2. Effective communication
“There needs to be effective communication as well. A lot of the time, the victim also doesn’t put the message across in the right tone of voice. Either they may be too charged up or they may be too scared of the reaction and clam up.
“If two people are talking, you’ve got to use the right tone of voice and very measured statements. If someone wants the undivided attention of someone, the best way to start off is to first ask for time, by asking for it,” says Pragati.
Though it may seem like the only thing you experience is abuse and belittlement in your relationship, it’s important to make sure your tone of voice is not threatening. If anything, by now you must realize that the prosecutor isn’t really the kind who takes criticism constructively.
Related Reading: 11 Ways To Improve Communication In Relationships
3. Seek professional help
When things may seem out of hand or you feel that communication just isn’t possible in your toxic dynamic, seeking the help of an unbiased third-party professional is the best thing you can do.

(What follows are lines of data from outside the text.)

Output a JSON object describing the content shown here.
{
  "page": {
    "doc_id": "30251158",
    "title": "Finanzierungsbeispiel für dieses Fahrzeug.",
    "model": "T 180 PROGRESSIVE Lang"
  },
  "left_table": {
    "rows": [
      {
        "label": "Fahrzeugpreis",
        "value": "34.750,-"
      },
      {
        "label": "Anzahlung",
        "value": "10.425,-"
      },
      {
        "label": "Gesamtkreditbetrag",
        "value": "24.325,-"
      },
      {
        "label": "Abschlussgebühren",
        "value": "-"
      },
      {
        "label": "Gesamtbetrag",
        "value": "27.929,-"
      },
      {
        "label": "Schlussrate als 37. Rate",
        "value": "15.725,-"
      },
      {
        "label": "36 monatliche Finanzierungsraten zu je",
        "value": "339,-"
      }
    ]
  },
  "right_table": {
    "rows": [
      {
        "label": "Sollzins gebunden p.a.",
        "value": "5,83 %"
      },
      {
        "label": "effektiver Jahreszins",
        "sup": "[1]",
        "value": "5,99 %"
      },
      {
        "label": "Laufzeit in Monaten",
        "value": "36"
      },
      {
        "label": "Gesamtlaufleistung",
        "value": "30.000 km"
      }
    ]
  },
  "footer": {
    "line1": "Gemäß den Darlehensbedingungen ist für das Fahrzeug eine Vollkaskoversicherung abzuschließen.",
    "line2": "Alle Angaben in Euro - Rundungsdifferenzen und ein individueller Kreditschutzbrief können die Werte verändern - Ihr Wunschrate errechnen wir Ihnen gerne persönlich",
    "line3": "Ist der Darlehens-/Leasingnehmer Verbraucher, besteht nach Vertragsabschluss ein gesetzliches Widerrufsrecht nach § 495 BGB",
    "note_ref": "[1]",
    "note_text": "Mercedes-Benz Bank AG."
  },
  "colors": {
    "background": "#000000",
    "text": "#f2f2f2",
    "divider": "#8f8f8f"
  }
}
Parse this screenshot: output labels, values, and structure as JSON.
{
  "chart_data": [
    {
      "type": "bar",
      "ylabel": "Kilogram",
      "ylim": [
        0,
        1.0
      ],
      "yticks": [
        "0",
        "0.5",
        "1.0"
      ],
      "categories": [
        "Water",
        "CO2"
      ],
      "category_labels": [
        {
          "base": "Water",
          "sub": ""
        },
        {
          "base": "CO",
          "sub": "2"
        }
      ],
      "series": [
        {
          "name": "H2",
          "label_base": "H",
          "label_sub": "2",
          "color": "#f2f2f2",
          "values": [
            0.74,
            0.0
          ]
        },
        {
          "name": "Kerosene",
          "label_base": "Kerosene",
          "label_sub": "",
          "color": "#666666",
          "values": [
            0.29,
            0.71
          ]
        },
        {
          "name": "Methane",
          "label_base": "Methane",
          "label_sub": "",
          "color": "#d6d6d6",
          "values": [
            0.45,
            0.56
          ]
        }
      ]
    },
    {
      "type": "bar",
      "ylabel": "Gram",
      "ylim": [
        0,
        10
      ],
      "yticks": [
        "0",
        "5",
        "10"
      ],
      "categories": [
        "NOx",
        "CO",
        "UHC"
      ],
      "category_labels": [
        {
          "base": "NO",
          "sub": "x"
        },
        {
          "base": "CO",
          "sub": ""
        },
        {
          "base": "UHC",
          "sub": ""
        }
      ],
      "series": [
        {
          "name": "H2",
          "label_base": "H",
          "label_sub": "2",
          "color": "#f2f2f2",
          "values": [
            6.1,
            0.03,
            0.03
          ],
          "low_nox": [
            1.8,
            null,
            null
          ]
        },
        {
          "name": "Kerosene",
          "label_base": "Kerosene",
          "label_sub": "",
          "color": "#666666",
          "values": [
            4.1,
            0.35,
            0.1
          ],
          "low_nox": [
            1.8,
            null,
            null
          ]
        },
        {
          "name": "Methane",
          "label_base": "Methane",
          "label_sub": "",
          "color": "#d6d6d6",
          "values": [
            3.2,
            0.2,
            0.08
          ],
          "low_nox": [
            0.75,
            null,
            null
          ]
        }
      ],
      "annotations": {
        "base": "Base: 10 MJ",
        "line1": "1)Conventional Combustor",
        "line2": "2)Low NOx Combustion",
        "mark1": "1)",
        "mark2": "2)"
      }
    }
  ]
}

A therapist will be able to tell you what’s wrong in your relationship and exactly what you need to do to fix it with a non-judgmental perspective on the situation. If it’s help you’re looking for, Bonobology’s panel of experienced counselors is just a click away.
Now that you know what the relationship triangle is and how we may unknowingly fit into these interchanging roles, hopefully, you have a better idea of how to break out of it too. For those who find themselves stuck in such a loop, Pragati shares one final piece of advice.
“Instead of blaming the circumstances or the people around them, a person needs to focus on building themselves up. At the end of the day, however bad the environmental standards are, we are born free. We’ve got to feel that freedom in our heads, that’s what every victim needs to start off with. If something’s constricting you, focusing on unraveling the knots in your own self,” she says.
The relationship triangle occurs when someone, albeit unknowingly, may take on the role of the victim or the persecutor. The reason they do so may be due to environmental factors or their temperament, and it is also heavily influenced by how a person’s relationship with their primary caregiver has been.
To break out of a drama triangle, the most important thing to remember is to achieve emotional maturity and to work on oneself. The victim must realize that they’re stronger than they think. The persecutor must realize their harsh nature isn’t doing anyone any favors. Effective communication between people, and seeking professional help can help tremendously as well.
The codependent triangle is a theory by psychologist Stephen Karpman that states the three roles people in relationships often play. The roles are victim, persecutor, and rescuer. The three roles are interdependent, interchangeable, and essentially complement each other. This is why this drama triangle is so hard to break out of.